Insbesondere bei Fachtexten, juristischen Dokumenten oder Marketinginhalten sollte man nicht auf einfache Zeichenkonvertierungstools zurückgreifen – diese erkennen keine sprachlich-stilistischen Unterschiede.
Unterschiedliche Zielmärkte nicht vermischen
Ein häufiger Fehler ist der Versuch, eine chinesische Version für alle Märkte zu verwenden. Das spart im ersten Moment Zeit – wirkt aber schnell unprofessionell oder gar politisch heikel. Unternehmen sollten deshalb:
- getrennte Sprachversionen erstellen lassen (z. B. eine für Festlandchina, eine für Taiwan),
- Inhalte gezielt anpassen (z. B. bei Datumsformaten, Maßeinheiten, Redewendungen),
- kulturelle Unterschiede respektieren und sichtbar machen.
Klare Trennung bei mehrsprachigen Dokumenten
Bei Broschüren, Websites oder Vertragswerken, die mehrere Sprachversionen enthalten, sollte jede chinesische Variante eindeutig gekennzeichnet werden:
- Zum Beispiel: „Chinesisch (vereinfacht) – Festlandchina“ / „Chinesisch (traditionell) – Taiwan“
- Vermeiden Sie Mehrdeutigkeiten wie „Chinesisch Version“ – das wirkt unklar und unprofessionell.
Der Schlüssel zu erfolgreicher Kommunikation mit chinesischsprachigen Märkten liegt in der klaren Differenzierung, sorgfältigen Planung und professionellen Umsetzung. Wer sich frühzeitig mit den sprachlichen, kulturellen und technischen Unterschieden zwischen Langzeichen und Kurzzeichen auseinandersetzt, schafft Vertrauen, vermeidet Missverständnisse – und erhöht die Erfolgschancen auf dem internationalen Parkett.
Die richtige Schriftform als Türöffner zum Erfolg
Die Unterscheidung zwischen Langzeichen und Kurzzeichen im Chinesischen ist weit mehr als ein typografisches Detail – sie ist Ausdruck kultureller Identität, historischer Entwicklungen und geopolitischer Realitäten. Wer sich im internationalen Geschäftsverkehr professionell aufstellt, sollte diese Unterschiede nicht nur kennen, sondern auch aktiv in seine Kommunikationsstrategie einbeziehen.
Für die Übersetzungsbranche bedeutet das: Eine hochwertige chinesische Übersetzung beginnt nicht mit dem ersten Satz, sondern mit der richtigen Zieldefinition. Kurzzeichen oder Langzeichen? Festlandchina oder Taiwan? Standardterminologie oder regionale Ausdrucksweise? Jede Entscheidung hat Auswirkungen auf Text, Layout und Wirkung.
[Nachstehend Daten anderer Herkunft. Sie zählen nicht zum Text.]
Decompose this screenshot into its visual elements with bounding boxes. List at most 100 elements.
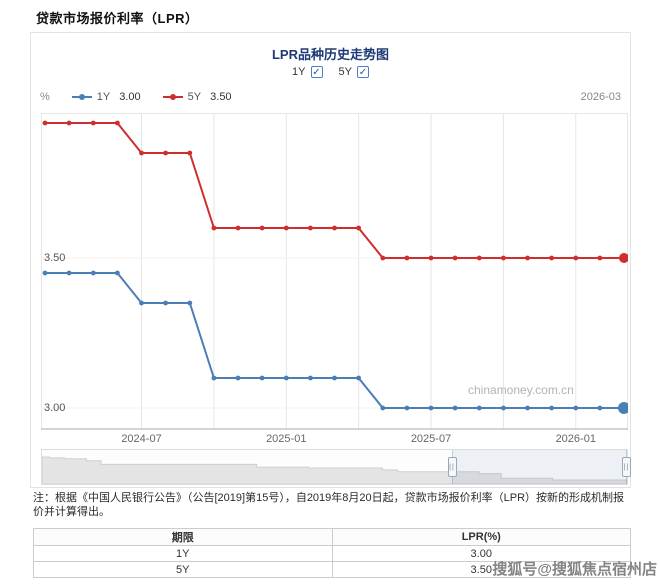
data-point — [308, 225, 313, 231]
toggle-5y-label: 5Y — [338, 66, 352, 78]
x-axis-label: 2025-07 — [410, 433, 452, 445]
data-point — [356, 225, 361, 231]
zoom-data-shadow — [42, 456, 627, 484]
data-point — [332, 375, 337, 381]
data-point — [259, 225, 265, 231]
lpr-trend-plot[interactable] — [41, 113, 628, 431]
plot-border — [41, 113, 628, 430]
data-point — [549, 405, 554, 411]
series-5y[interactable] — [42, 120, 628, 263]
data-point — [163, 150, 168, 156]
data-point — [139, 300, 144, 306]
datazoom-slider[interactable]: || || — [41, 449, 631, 485]
data-point — [115, 270, 120, 276]
data-point — [115, 120, 120, 126]
series-toggle-row: 1Y ✓ 5Y ✓ — [31, 66, 630, 78]
data-point — [573, 405, 579, 411]
x-axis-label: 2025-01 — [266, 433, 307, 445]
footnote: 注：根据《中国人民银行公告》（公告[2019]第15号），自2019年8月20日… — [33, 492, 625, 518]
data-point — [501, 405, 506, 411]
zoom-handle-icon: || — [449, 463, 455, 471]
data-point — [380, 255, 386, 261]
legend-label-1y: 1Y — [96, 91, 111, 103]
legend-item-1y[interactable]: 1Y 3.00 — [71, 91, 141, 103]
y-axis-label: 3.50 — [44, 252, 66, 264]
x-axis-max-label: 2026-03 — [580, 91, 621, 103]
data-point — [476, 405, 482, 411]
zoom-handle-icon: || — [623, 463, 630, 471]
y-axis-label: 3.00 — [44, 402, 66, 414]
table-cell-value-5y: 3.50 — [331, 561, 631, 578]
series-1y[interactable] — [42, 270, 628, 414]
data-point — [452, 405, 458, 411]
chart-header-row: % 1Y 3.00 5Y 3.50 2026-03 — [31, 89, 630, 105]
zoom-handle-right[interactable]: || — [622, 457, 631, 477]
data-point — [404, 255, 410, 261]
data-point — [283, 225, 289, 231]
legend-item-5y[interactable]: 5Y 3.50 — [162, 91, 232, 103]
table-cell-value-1y: 3.00 — [331, 545, 631, 562]
data-point — [163, 300, 168, 306]
data-point — [90, 270, 96, 276]
data-point — [139, 150, 144, 156]
zoom-handle-left[interactable]: || — [447, 457, 457, 477]
table-cell-term-1y: 1Y — [33, 545, 333, 562]
data-point — [42, 120, 48, 126]
line-marker-icon — [162, 94, 183, 100]
x-axis-label: 2026-01 — [555, 433, 596, 445]
chart-panel: LPR品种历史走势图 1Y ✓ 5Y ✓ % 1Y 3.00 5Y 3.50 2… — [30, 32, 631, 488]
page-title: 贷款市场报价利率（LPR） — [36, 11, 199, 26]
data-point — [66, 270, 72, 276]
legend-value-5y: 3.50 — [210, 91, 232, 103]
data-point — [211, 225, 217, 231]
table-header-lpr: LPR(%) — [331, 528, 631, 546]
data-point — [597, 405, 603, 411]
data-point — [187, 300, 193, 306]
data-point — [525, 255, 530, 261]
toggle-1y[interactable]: 1Y ✓ — [292, 66, 323, 78]
data-point — [573, 255, 579, 261]
table-cell-term-5y: 5Y — [33, 561, 333, 578]
data-point — [525, 405, 530, 411]
data-point — [428, 405, 434, 411]
data-point — [259, 375, 265, 381]
data-point — [452, 255, 458, 261]
table-row-5y: 5Y 3.50 — [33, 561, 631, 578]
data-point — [404, 405, 410, 411]
line-marker-icon — [71, 94, 92, 100]
data-point — [283, 375, 289, 381]
data-point — [90, 120, 96, 126]
data-point — [42, 270, 48, 276]
data-point — [619, 253, 628, 263]
table-row-1y: 1Y 3.00 — [33, 545, 631, 562]
checkbox-checked-icon[interactable]: ✓ — [310, 66, 323, 78]
zoom-window[interactable]: || || — [447, 450, 631, 484]
table-header-term: 期限 — [33, 528, 333, 546]
data-point — [476, 255, 482, 261]
legend-value-1y: 3.00 — [119, 91, 141, 103]
data-point — [428, 255, 434, 261]
data-point — [235, 225, 241, 231]
y-axis-unit-label: % — [40, 91, 50, 103]
data-point — [308, 375, 313, 381]
toggle-1y-label: 1Y — [292, 66, 306, 78]
data-point — [501, 255, 506, 261]
data-point — [549, 255, 554, 261]
lpr-table: 期限 LPR(%) 1Y 3.00 5Y 3.50 — [33, 528, 631, 578]
data-point — [187, 150, 193, 156]
legend-label-5y: 5Y — [187, 91, 202, 103]
data-point — [618, 402, 628, 414]
checkbox-checked-icon[interactable]: ✓ — [356, 66, 369, 78]
data-point — [597, 255, 603, 261]
data-point — [66, 120, 72, 126]
data-point — [356, 375, 361, 381]
zoom-shadow-chart — [42, 456, 627, 484]
data-point — [332, 225, 337, 231]
chinamoney-watermark: chinamoney.com.cn — [468, 383, 574, 397]
x-axis-label: 2024-07 — [121, 433, 162, 445]
chart-title: LPR品种历史走势图 — [271, 47, 389, 62]
toggle-5y[interactable]: 5Y ✓ — [339, 66, 369, 78]
data-point — [211, 375, 217, 381]
table-header-row: 期限 LPR(%) — [33, 528, 631, 546]
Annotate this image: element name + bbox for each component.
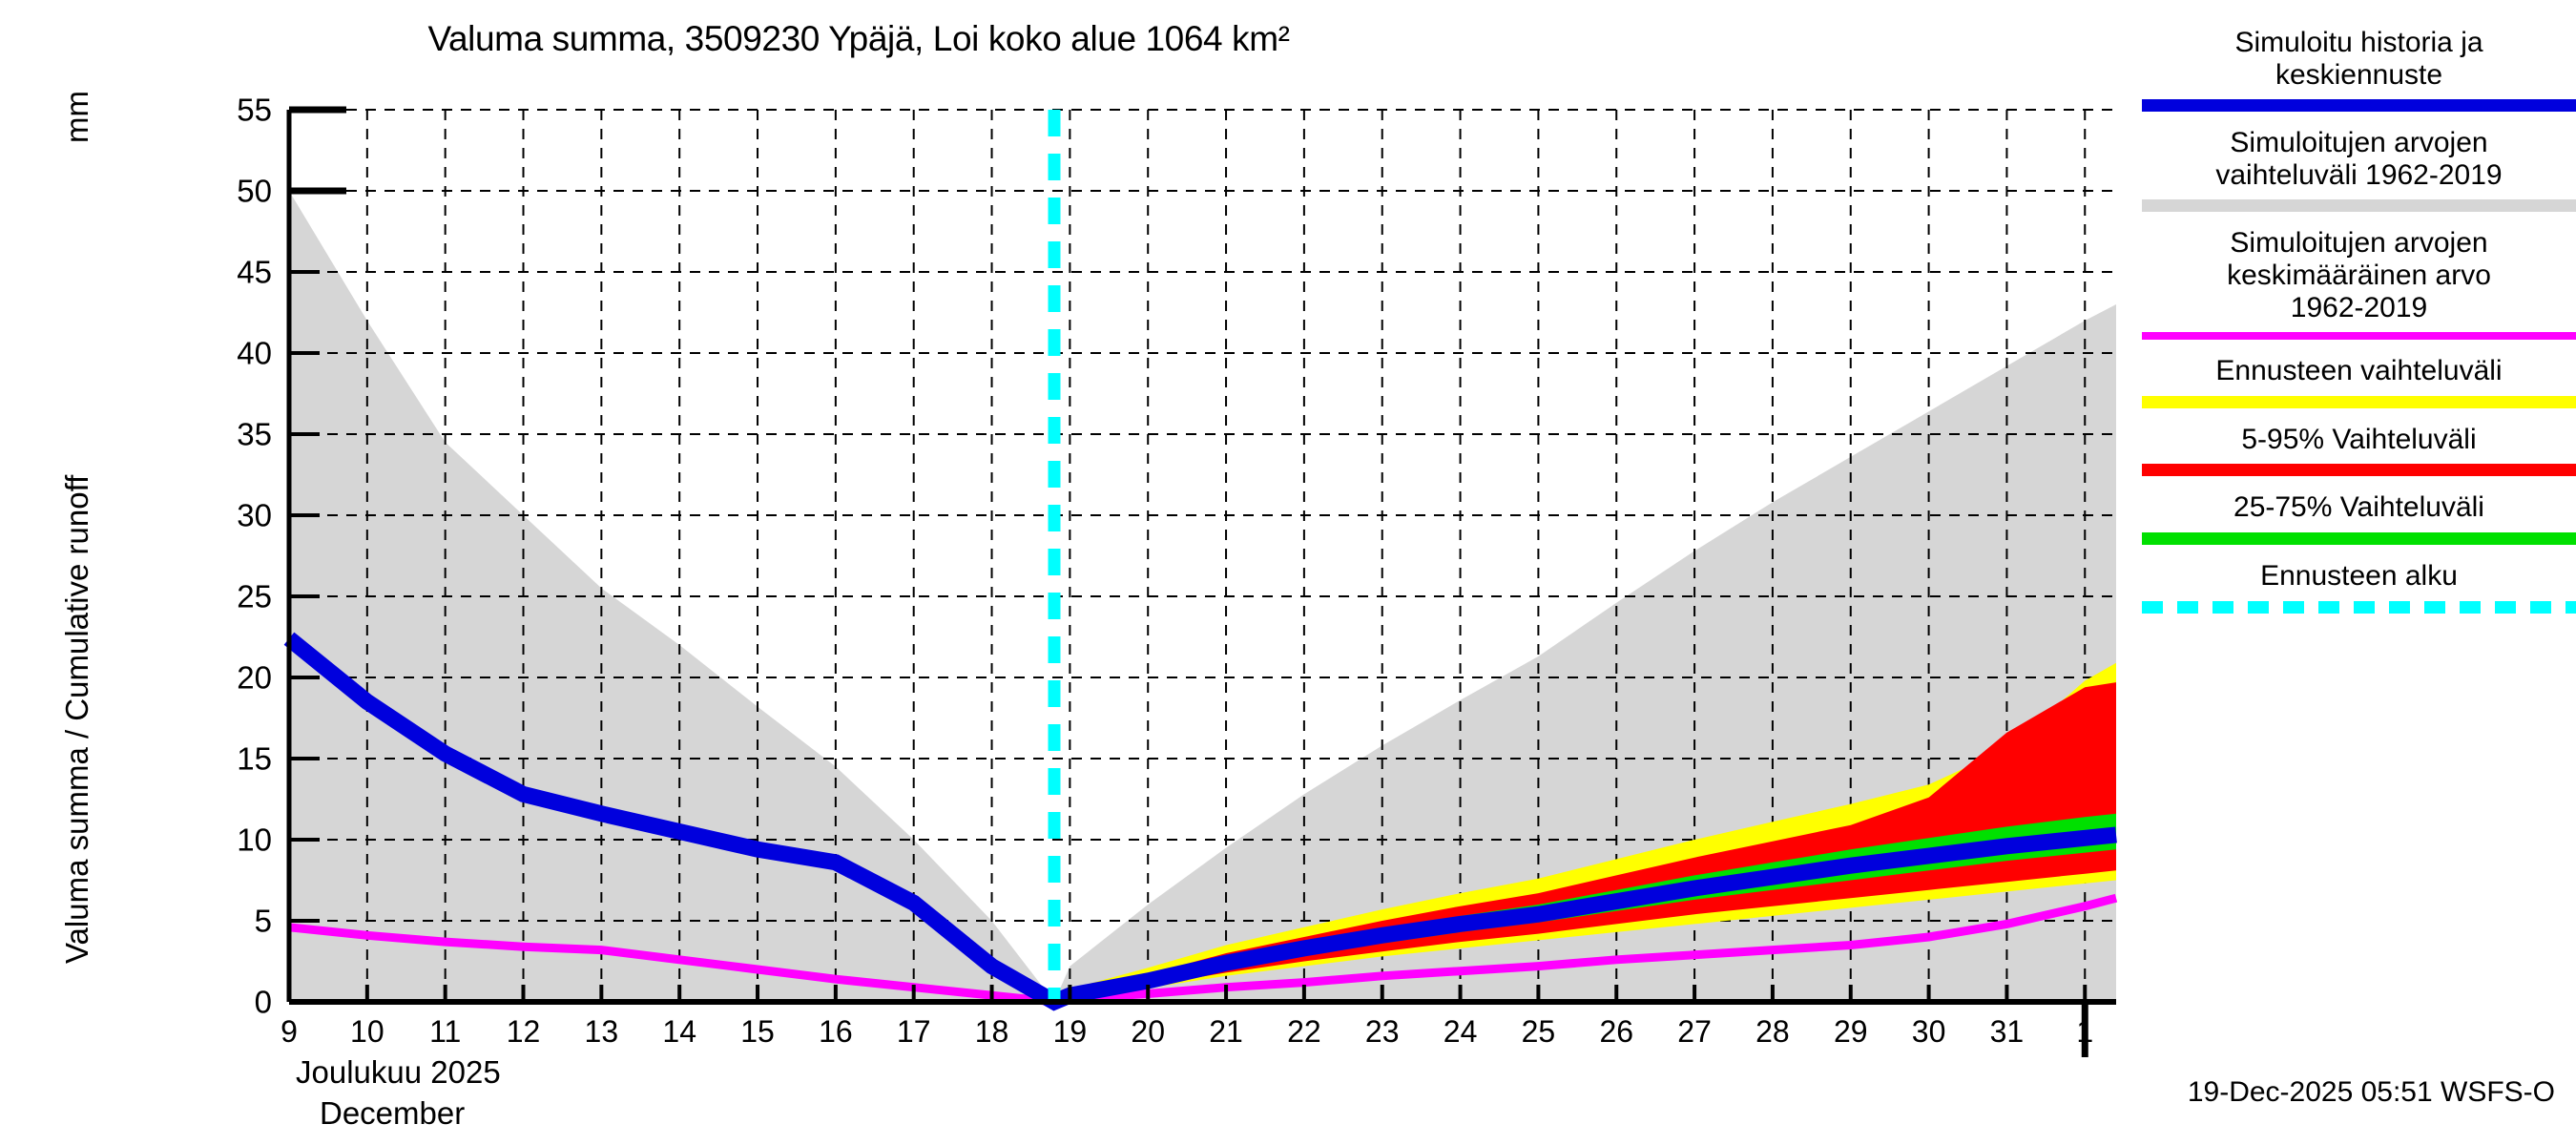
y-tick-label: 5 xyxy=(254,903,272,939)
x-tick-label: 18 xyxy=(974,1014,1009,1049)
legend-item-label: Simuloitujen arvojen keskimääräinen arvo… xyxy=(2227,227,2491,323)
y-tick-label: 35 xyxy=(237,416,272,452)
y-tick-label: 10 xyxy=(237,822,272,858)
legend-item: Ennusteen alku xyxy=(2142,560,2576,614)
x-tick-label: 1 xyxy=(2076,1014,2094,1049)
legend-swatch xyxy=(2142,531,2576,545)
legend-swatch xyxy=(2142,332,2576,341)
x-axis-label-fi: Joulukuu 2025 xyxy=(296,1054,501,1090)
x-tick-label: 11 xyxy=(429,1014,462,1049)
legend-item: 5-95% Vaihteluväli xyxy=(2142,424,2576,477)
x-tick-label: 13 xyxy=(584,1014,619,1049)
legend-item: Simuloitujen arvojen keskimääräinen arvo… xyxy=(2142,227,2576,341)
y-tick-label: 25 xyxy=(237,578,272,614)
x-tick-label: 27 xyxy=(1677,1014,1712,1049)
legend-swatch xyxy=(2142,464,2576,477)
legend-item: Simuloitu historia ja keskiennuste xyxy=(2142,27,2576,113)
legend-item-label: 5-95% Vaihteluväli xyxy=(2241,423,2477,455)
legend-item-label: Simuloitujen arvojen vaihteluväli 1962-2… xyxy=(2215,127,2503,191)
y-tick-label: 55 xyxy=(237,92,272,128)
x-tick-label: 25 xyxy=(1521,1014,1556,1049)
legend-item-label: Ennusteen alku xyxy=(2260,559,2458,592)
legend-swatch xyxy=(2142,199,2576,213)
y-tick-label: 0 xyxy=(254,984,272,1020)
y-tick-label: 50 xyxy=(237,173,272,209)
chart-legend: Simuloitu historia ja keskiennuste Simulo… xyxy=(2142,27,2576,629)
legend-swatch xyxy=(2142,600,2576,614)
legend-item: 25-75% Vaihteluväli xyxy=(2142,491,2576,545)
x-tick-label: 26 xyxy=(1599,1014,1634,1049)
y-tick-label: 45 xyxy=(237,254,272,290)
legend-swatch xyxy=(2142,395,2576,408)
x-tick-label: 14 xyxy=(662,1014,696,1049)
x-tick-label: 9 xyxy=(280,1014,298,1049)
legend-item-label: Simuloitu historia ja keskiennuste xyxy=(2234,27,2483,91)
y-tick-label: 30 xyxy=(237,497,272,533)
x-tick-label: 23 xyxy=(1364,1014,1400,1049)
mean-forecast-line xyxy=(283,632,2117,1011)
x-tick-label: 19 xyxy=(1052,1014,1088,1049)
x-tick-label: 21 xyxy=(1209,1014,1243,1049)
legend-swatch xyxy=(2142,99,2576,113)
x-tick-label: 16 xyxy=(819,1014,853,1049)
legend-item-label: 25-75% Vaihteluväli xyxy=(2233,491,2484,524)
legend-item-label: Ennusteen vaihteluväli xyxy=(2215,355,2503,387)
x-tick-label: 31 xyxy=(1989,1014,2025,1049)
chart-title: Valuma summa, 3509230 Ypäjä, Loi koko al… xyxy=(427,19,1290,58)
y-tick-label: 40 xyxy=(237,335,272,371)
x-tick-label: 10 xyxy=(350,1014,384,1049)
x-tick-label: 29 xyxy=(1833,1014,1868,1049)
y-tick-label: 20 xyxy=(237,659,272,696)
x-tick-label: 22 xyxy=(1287,1014,1321,1049)
y-tick-label: 15 xyxy=(237,740,272,777)
y-axis-ticks: 0 5 10 15 20 25 30 35 40 45 50 55 xyxy=(157,0,272,1145)
x-tick-label: 24 xyxy=(1443,1014,1478,1049)
x-tick-label: 12 xyxy=(506,1014,541,1049)
legend-item: Simuloitujen arvojen vaihteluväli 1962-2… xyxy=(2142,127,2576,213)
x-tick-label: 20 xyxy=(1131,1014,1165,1049)
sim-mean-line xyxy=(288,893,2118,1007)
x-axis-label-en: December xyxy=(320,1095,466,1131)
footer-timestamp: 19-Dec-2025 05:51 WSFS-O xyxy=(2187,1076,2555,1108)
x-tick-label: 30 xyxy=(1911,1014,1946,1049)
x-tick-label: 28 xyxy=(1755,1014,1790,1049)
sim-range-band xyxy=(289,191,2116,1002)
grid-lines xyxy=(288,109,2116,1002)
x-tick-label: 17 xyxy=(896,1014,931,1049)
x-tick-label: 15 xyxy=(740,1014,775,1049)
legend-item: Ennusteen vaihteluväli xyxy=(2142,355,2576,408)
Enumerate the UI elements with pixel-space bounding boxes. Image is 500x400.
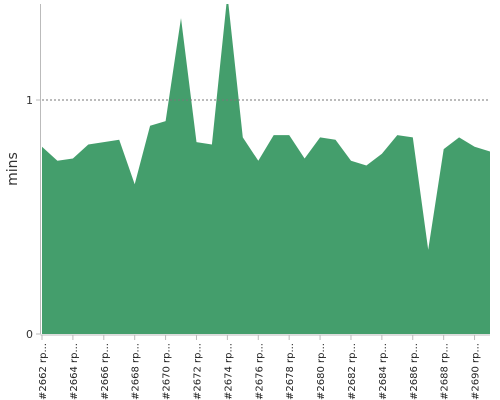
x-tick-label: #2676 rp... [254,343,265,400]
x-tick-label: #2686 rp... [409,343,420,400]
y-axis: 01 [26,4,41,341]
y-tick-label: 0 [26,328,33,341]
x-tick-label: #2666 rp... [100,343,111,400]
x-tick-label: #2662 rp... [38,343,49,400]
x-axis: #2662 rp... #2664 rp... #2666 rp... #2668 r… [38,334,490,400]
plot-area [42,4,490,334]
x-tick-label: #2680 rp... [316,343,327,400]
x-tick-label: #2678 rp... [285,343,296,400]
area-series [42,4,490,334]
y-tick-label: 1 [26,94,33,107]
x-tick-label: #2688 rp... [440,343,451,400]
x-tick-label: #2670 rp... [162,343,173,400]
x-tick-label: #2668 rp... [131,343,142,400]
x-tick-label: #2684 rp... [378,343,389,400]
x-tick-label: #2674 rp... [223,343,234,400]
x-tick-label: #2672 rp... [192,343,203,400]
y-axis-label: mins [5,152,21,186]
x-tick-label: #2664 rp... [69,343,80,400]
x-tick-label: #2690 rp... [471,343,482,400]
x-tick-label: #2682 rp... [347,343,358,400]
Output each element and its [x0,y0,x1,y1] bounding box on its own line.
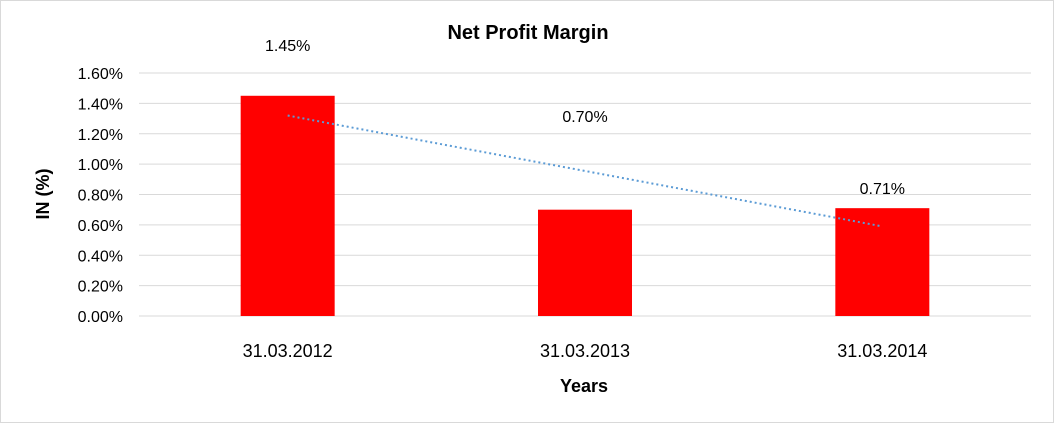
y-tick-label: 0.20% [78,279,123,296]
data-labels: 1.45% 0.70% 0.71% [265,38,905,198]
data-label: 1.45% [265,38,310,55]
bar [835,208,930,316]
trendline-group [287,114,883,228]
y-tick-label: 0.00% [78,309,123,326]
bars [240,95,930,316]
bar [240,95,335,316]
trendline [287,114,883,228]
y-axis-title: IN (%) [33,169,53,220]
x-axis-categories: 31.03.2012 31.03.2013 31.03.2014 [243,341,928,361]
x-axis-title: Years [560,376,608,396]
y-tick-label: 1.60% [78,66,123,83]
data-label: 0.70% [562,109,607,126]
y-tick-label: 0.80% [78,188,123,205]
y-tick-label: 1.40% [78,96,123,113]
y-tick-label: 1.20% [78,127,123,144]
y-tick-label: 0.60% [78,218,123,235]
y-tick-label: 0.40% [78,248,123,265]
y-axis-ticks: 0.00% 0.20% 0.40% 0.60% 0.80% 1.00% 1.20% 1.40%… [78,66,123,326]
data-label: 0.71% [860,181,905,198]
x-tick-label: 31.03.2012 [243,341,333,361]
x-tick-label: 31.03.2014 [837,341,927,361]
chart-title: Net Profit Margin [447,22,608,44]
bar [538,209,632,316]
x-tick-label: 31.03.2013 [540,341,630,361]
y-tick-label: 1.00% [78,157,123,174]
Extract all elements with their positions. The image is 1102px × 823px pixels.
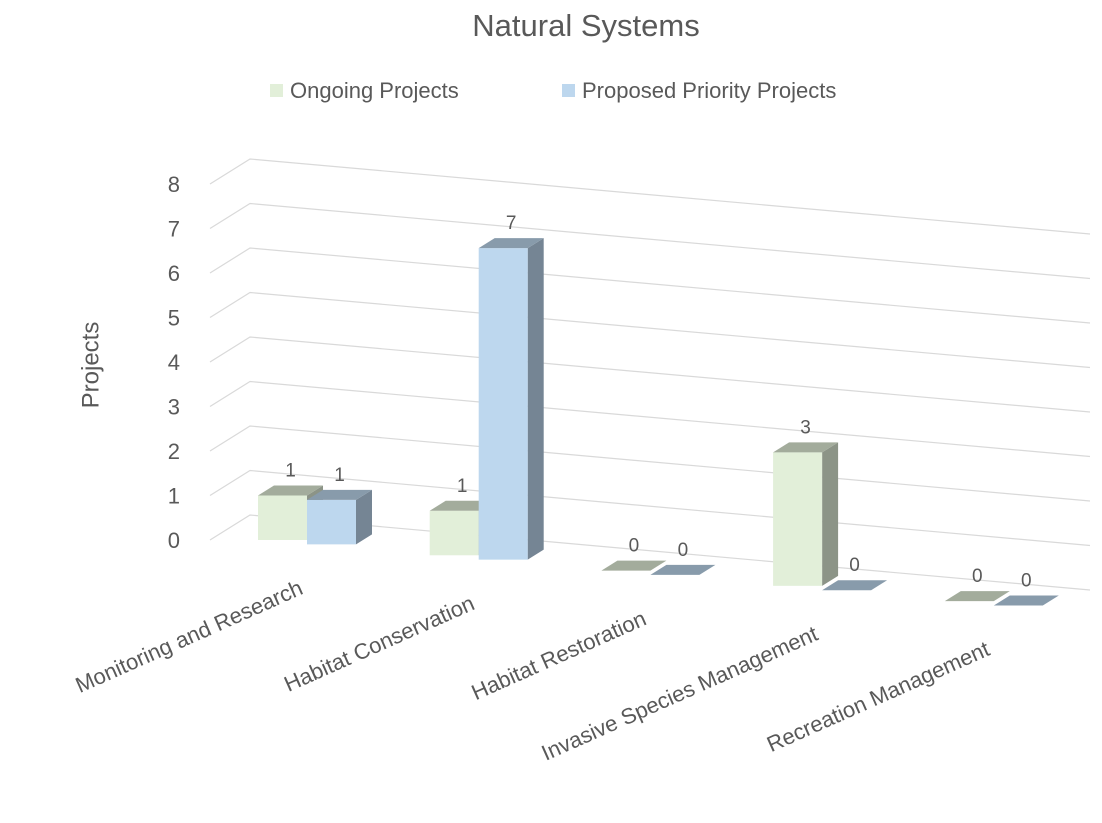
y-tick-label: 2: [168, 439, 180, 464]
y-tick-label: 1: [168, 483, 180, 508]
bar-face: [944, 591, 1010, 602]
grid-line: [209, 291, 1091, 369]
bar-face: [307, 499, 356, 545]
bar: [478, 238, 544, 560]
bar-face: [822, 580, 888, 591]
x-tick-label: Habitat Conservation: [280, 590, 478, 696]
bar: [307, 489, 372, 545]
bar-face: [429, 510, 479, 556]
y-tick-label: 5: [168, 305, 180, 330]
bar-face: [307, 489, 372, 500]
value-label: 1: [285, 461, 296, 482]
bar: [822, 580, 888, 591]
value-label: 3: [800, 417, 811, 438]
grid-line: [209, 380, 1091, 458]
value-label: 0: [629, 536, 640, 557]
x-tick-label: Habitat Restoration: [468, 606, 650, 705]
y-tick-label: 3: [168, 394, 180, 419]
bar-face: [478, 248, 528, 560]
bar-face: [773, 442, 839, 453]
y-tick-label: 7: [168, 216, 180, 241]
value-label: 0: [1021, 571, 1032, 592]
bar-face: [429, 500, 495, 511]
bar-face: [650, 564, 716, 575]
value-label: 7: [506, 213, 517, 234]
bar: [601, 560, 667, 571]
bar: [773, 442, 839, 586]
legend-label: Ongoing Projects: [290, 78, 459, 103]
bar-face: [601, 560, 667, 571]
grid-line: [209, 336, 1091, 413]
value-label: 0: [849, 555, 860, 576]
legend-swatch: [562, 84, 575, 97]
value-label: 0: [972, 566, 983, 587]
bar-face: [258, 495, 307, 540]
y-tick-label: 0: [168, 528, 180, 553]
grid-line: [209, 425, 1091, 502]
y-tick-label: 4: [168, 350, 180, 375]
bar-face: [478, 238, 544, 249]
bar-face: [527, 238, 544, 560]
y-tick-label: 8: [168, 172, 180, 197]
grid-line: [209, 158, 1091, 235]
bar: [650, 564, 716, 575]
y-axis-label: Projects: [77, 322, 104, 409]
bar-face: [822, 442, 839, 586]
bar: [944, 591, 1010, 602]
legend-swatch: [270, 84, 283, 97]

Auch für Unternehmen, Agenturen und Designer ist es entscheidend, die technischen und gestalterischen Implikationen zu verstehen. Schriftarten, Layoutvorgaben und Zeichencodierung sind eng mit der Schriftvariante verknüpft – und beeinflussen, wie Ihre Botschaft am Ende beim Zielpublikum ankommt.
Wer chinesischsprachige Inhalte ernst nimmt, zeigt nicht nur Professionalität, sondern auch Respekt gegenüber der Zielkultur – und genau das ist in internationalen Beziehungen oft der entscheidende Unterschied.
Arbeiten Sie mit erfahrenen Sprachdienstleistern zusammen, die sich in beiden Schriftsystemen auskennen und die kulturellen Feinheiten der jeweiligen Zielregion mitdenken. So wird aus einer bloßen Übersetzung eine gelungene Lokalisierung – und damit ein echter Wettbewerbsvorteil.